What is the inspiration behind your latest SS19 collection, which you’re going to show at LFW this September?

This collection is really rooted in the women I speak to and spend time with. It began with a lot of conversations. I wanted to know what women consider when they get dressed in the morning. The answers were staggering. It was also sad to me because few women just responded with ‘feel comfortable, or ‘be myself’, it was all very much to make sure they were not judged. I began to ask how does a women dress to appease all of the judgments of others.

The collection looks at creating garments that evoke different moods and silhouettes in a contradictory manor. Masculine/feminine. Sexualised/modest. My message always has been and will be ‘be exactly who you are at all times’ but I wanted portray that from the viewpoint of the Wesley Harriott woman.

Does the new collection have any key colours, fabrics, shaping or details that define it, or that take your work in a new direction? Do you have a favourite piece?

I used more colour than I ever have in the past. I love cut and silhouette so much I get a little frightened by colour. The palette is quite icy, and the shapes are fresh but still very much in my way of thinking. I love all the pieces but for different reasons.

You seem drawn to strong sassy superhero women when designing – is this the new sexy?

I think people get power and strength confused with sexy. I find strength so much sexier than what we have come to regard sexy. I like to paint women as if they cannot be messed with. It’s important that I enhance more than just sex because women are way more than their bodies.

Who is the Wesley Harriott woman in your mind’s eye when you are designing?

She is a women that blurs the lines between civilian and superhero.

Your ready-to-wear collections are not most women’s ‘everyday’ wear – how would you describe your designs?  

I hate having to categorise when my designs should or could be worn, I like the idea of a woman just wearing it because she feels like it. Nothing wrong about a pair of chaps in the supermarket, I think it’s more exciting than keeping clothing ‘occasional’.

Would you ever consider designing more classic evening wear?

If someone wants to wear my pieces in the evening, then I guess I already do evening wear. My personal wardrobe is the same for all occasions, so I think I just see clothing that way.

You have described yourself as a storyteller, what is the narrative for your forthcoming SS19 collection?

It’s the story of women who try to be everything but really can only ever be themselves; I consider it a part of the Wesley Harriott woman’s continuing narrative.

Do you have any particularly high profile clients you have been excited to dress?
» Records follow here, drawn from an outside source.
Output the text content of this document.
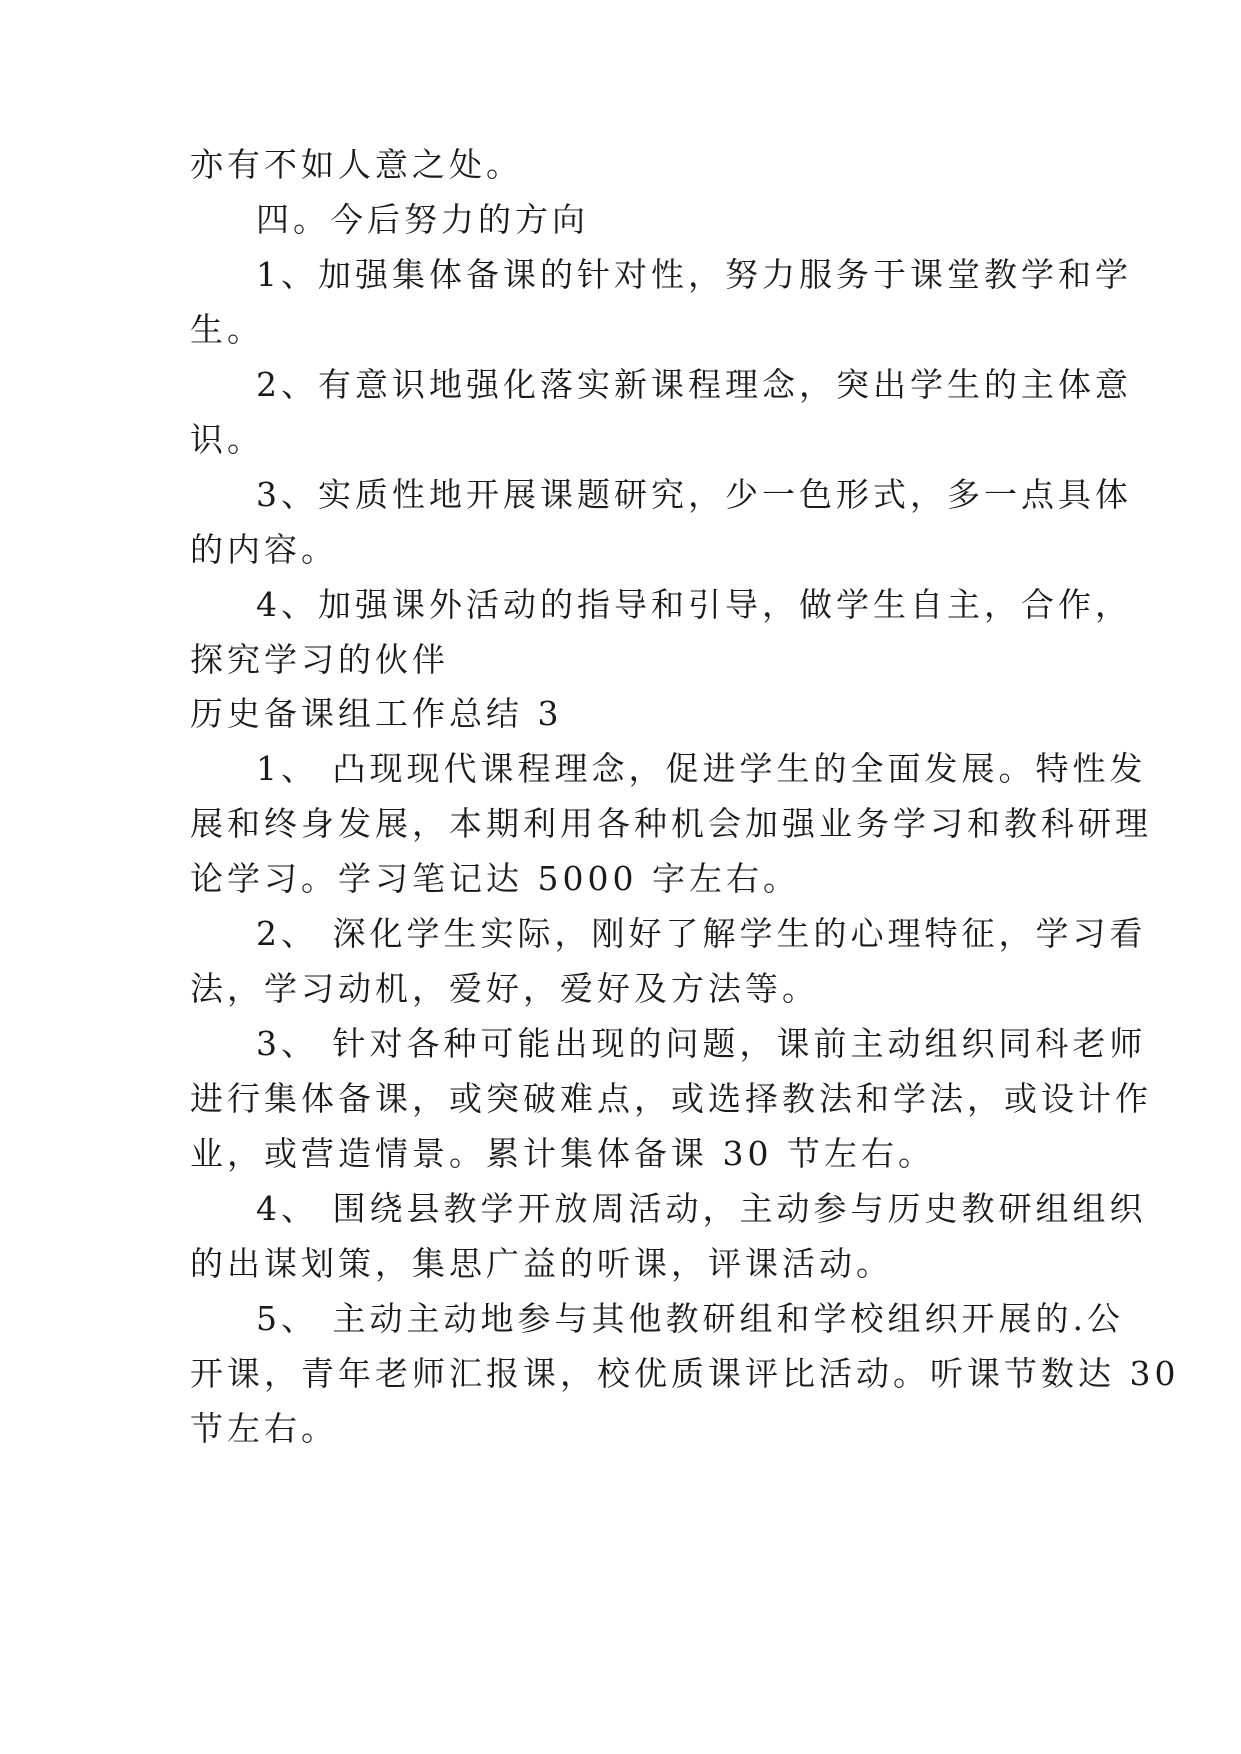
亦有不如人意之处。
四。今后努力的方向
1、加强集体备课的针对性，努力服务于课堂教学和学
生。
2、有意识地强化落实新课程理念，突出学生的主体意
识。
3、实质性地开展课题研究，少一色形式，多一点具体
的内容。
4、加强课外活动的指导和引导，做学生自主，合作，
探究学习的伙伴
历史备课组工作总结 3
1、 凸现现代课程理念，促进学生的全面发展。特性发
展和终身发展，本期利用各种机会加强业务学习和教科研理
论学习。学习笔记达 5000 字左右。
2、 深化学生实际，刚好了解学生的心理特征，学习看
法，学习动机，爱好，爱好及方法等。
3、 针对各种可能出现的问题，课前主动组织同科老师
进行集体备课，或突破难点，或选择教法和学法，或设计作
业，或营造情景。累计集体备课 30 节左右。
4、 围绕县教学开放周活动，主动参与历史教研组组织
的出谋划策，集思广益的听课，评课活动。
5、 主动主动地参与其他教研组和学校组织开展的.公
开课，青年老师汇报课，校优质课评比活动。听课节数达 30
节左右。
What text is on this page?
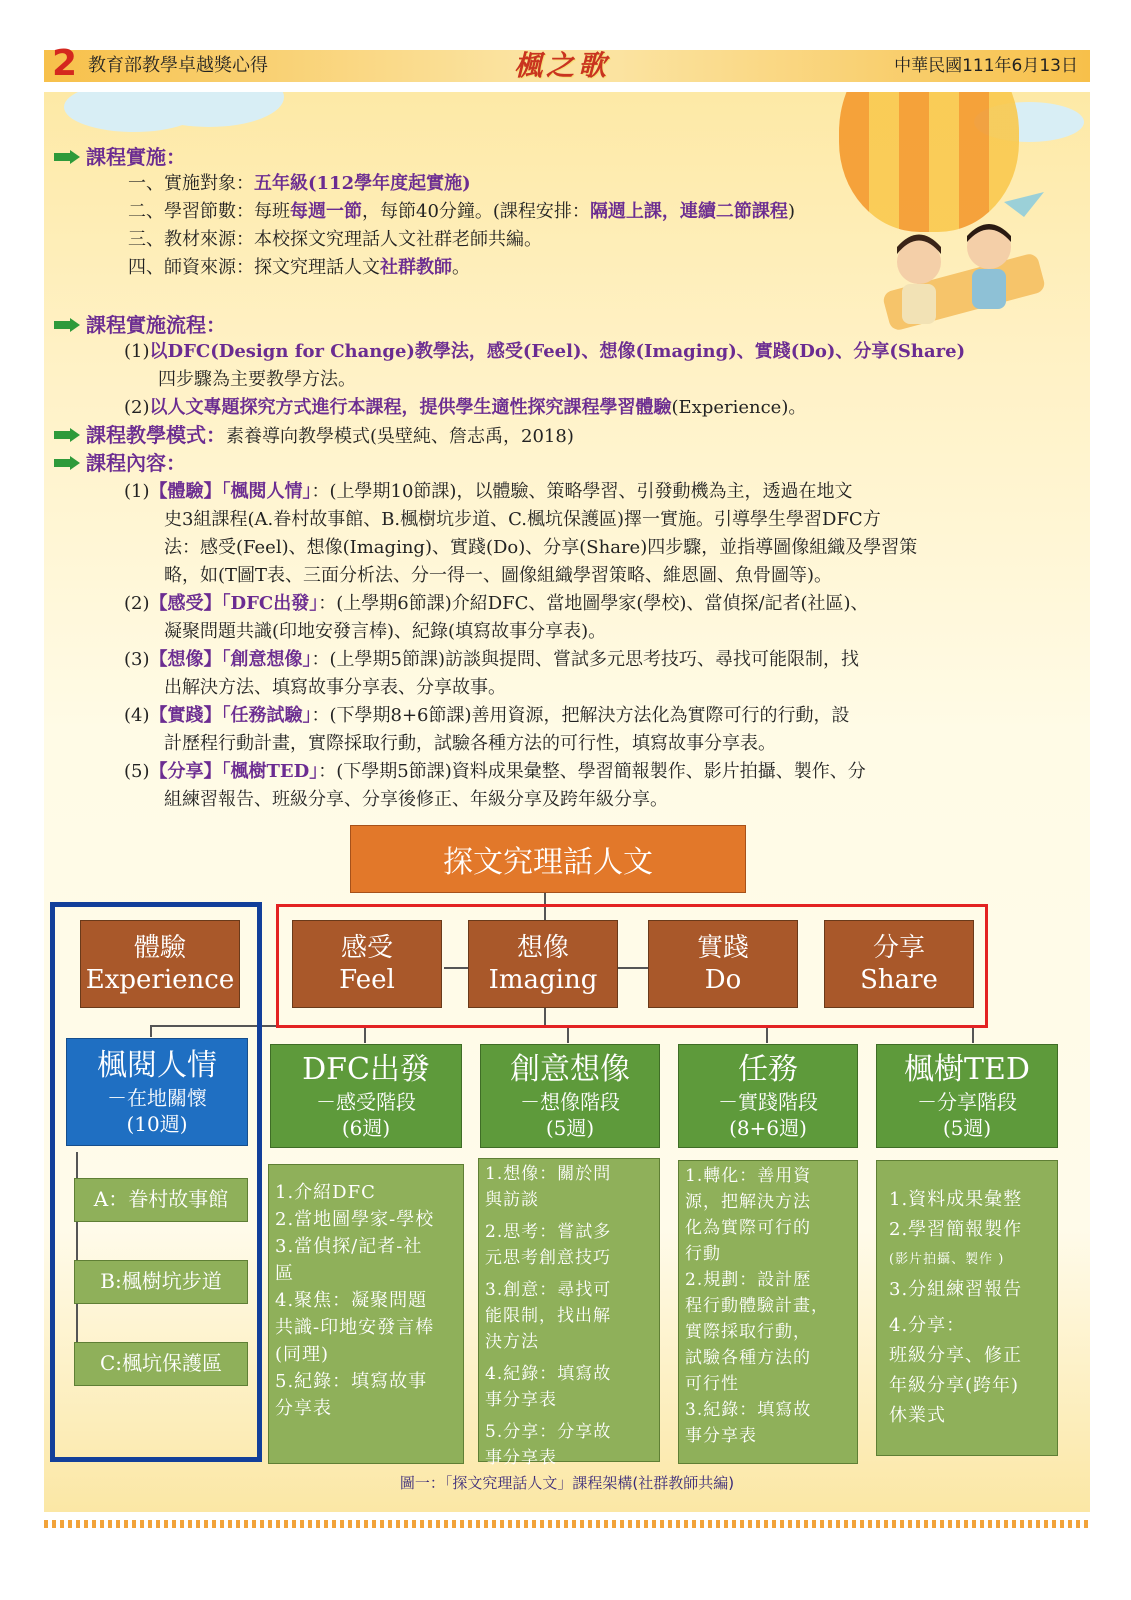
2 教育部教學卓越獎心得	楓之歌	中華民國111年6月13日
課程實施：
一、實施對象：五年級(112學年度起實施)
二、學習節數：每班每週一節，每節40分鐘。(課程安排：隔週上課，連續二節課程)
三、教材來源：本校探文究理話人文社群老師共編。
四、師資來源：探文究理話人文社群教師。
課程實施流程：
(1)以DFC(Design for Change)教學法，感受(Feel)、想像(Imaging)、實踐(Do)、分享(Share)
四步驟為主要教學方法。
(2)以人文專題探究方式進行本課程，提供學生適性探究課程學習體驗(Experience)。
課程教學模式：素養導向教學模式(吳壁純、詹志禹，2018)
課程內容：
(1)【體驗】「楓閱人情」：(上學期10節課)，以體驗、策略學習、引發動機為主，透過在地文
史3組課程(A.眷村故事館、B.楓樹坑步道、C.楓坑保護區)擇一實施。引導學生學習DFC方
法：感受(Feel)、想像(Imaging)、實踐(Do)、分享(Share)四步驟，並指導圖像組織及學習策
略，如(T圖T表、三面分析法、分一得一、圖像組織學習策略、維恩圖、魚骨圖等)。
(2)【感受】「DFC出發」：(上學期6節課)介紹DFC、當地圖學家(學校)、當偵探/記者(社區)、
凝聚問題共識(印地安發言棒)、紀錄(填寫故事分享表)。
(3)【想像】「創意想像」：(上學期5節課)訪談與提問、嘗試多元思考技巧、尋找可能限制，找
出解決方法、填寫故事分享表、分享故事。
(4)【實踐】「任務試驗」：(下學期8+6節課)善用資源，把解決方法化為實際可行的行動，設
計歷程行動計畫，實際採取行動，試驗各種方法的可行性，填寫故事分享表。
(5)【分享】「楓樹TED」：(下學期5節課)資料成果彙整、學習簡報製作、影片拍攝、製作、分
組練習報告、班級分享、分享後修正、年級分享及跨年級分享。
探文究理話人文
體驗
Experience
感受
Feel
想像
Imaging
實踐
Do
分享
Share
楓閱人情
－在地關懷
(10週)
DFC出發
－感受階段
(6週)
創意想像
－想像階段
(5週)
任務
－實踐階段
(8+6週)
楓樹TED
－分享階段
(5週)
A：眷村故事館
B:楓樹坑步道
C:楓坑保護區
1.介紹DFC
2.當地圖學家-學校
3.當偵探/記者-社
區
4.聚焦：凝聚問題
共識-印地安發言棒
(同理)
5.紀錄：填寫故事
分享表
1.想像：關於問
與訪談
2.思考：嘗試多
元思考創意技巧
3.創意：尋找可
能限制，找出解
決方法
4.紀錄：填寫故
事分享表
5.分享：分享故
事分享表
1.轉化：善用資
源，把解決方法
化為實際可行的
行動
2.規劃：設計歷
程行動體驗計畫，
實際採取行動，
試驗各種方法的
可行性
3.紀錄：填寫故
事分享表
1.資料成果彙整
2.學習簡報製作
(影片拍攝、製作 )
3.分組練習報告
4.分享：
班級分享、修正
年級分享(跨年)
休業式
圖一：「探文究理話人文」課程架構(社群教師共編)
I have been really lucky to have some amazing figures wear my pieces. Kylie Jenner, Lady Gaga and Sza have all worn some of my work, I love seeing how they interpret what I do in their own way. It’s really exciting.

When you are designing, sourcing and producing your collections, do you consider sustainability and is there anything in particular that matters to you?

I am very conscious about sustainability. I source fabric and trims locally and have it all made in the UK also. I work closely with my production team who are a small London based company. I am also big on not wasting, so I try to make sure materials are used or do not go to waste or find a home where they will be used.

Weleda is very excited to be supporting your show this September, with Weleda skincare being used to prep models backstage. What do you value about the Weleda ethos that compliments the Wesley Harriott brand?

Weleda I find really champions looking after what you yourself are rather than trying to change it or cover it up. I think that sits comfortably with how I view people. I like to enhance rather than change, so I am so excited to be working with a brand that respects people from the inside out rather than the other way.

Do you have a favourite Weleda product, and why?

I love Skin Food, it always makes me look way more awake than I am. I also really enjoy the Men’s moisturiser. It’s really lightweight, which I love.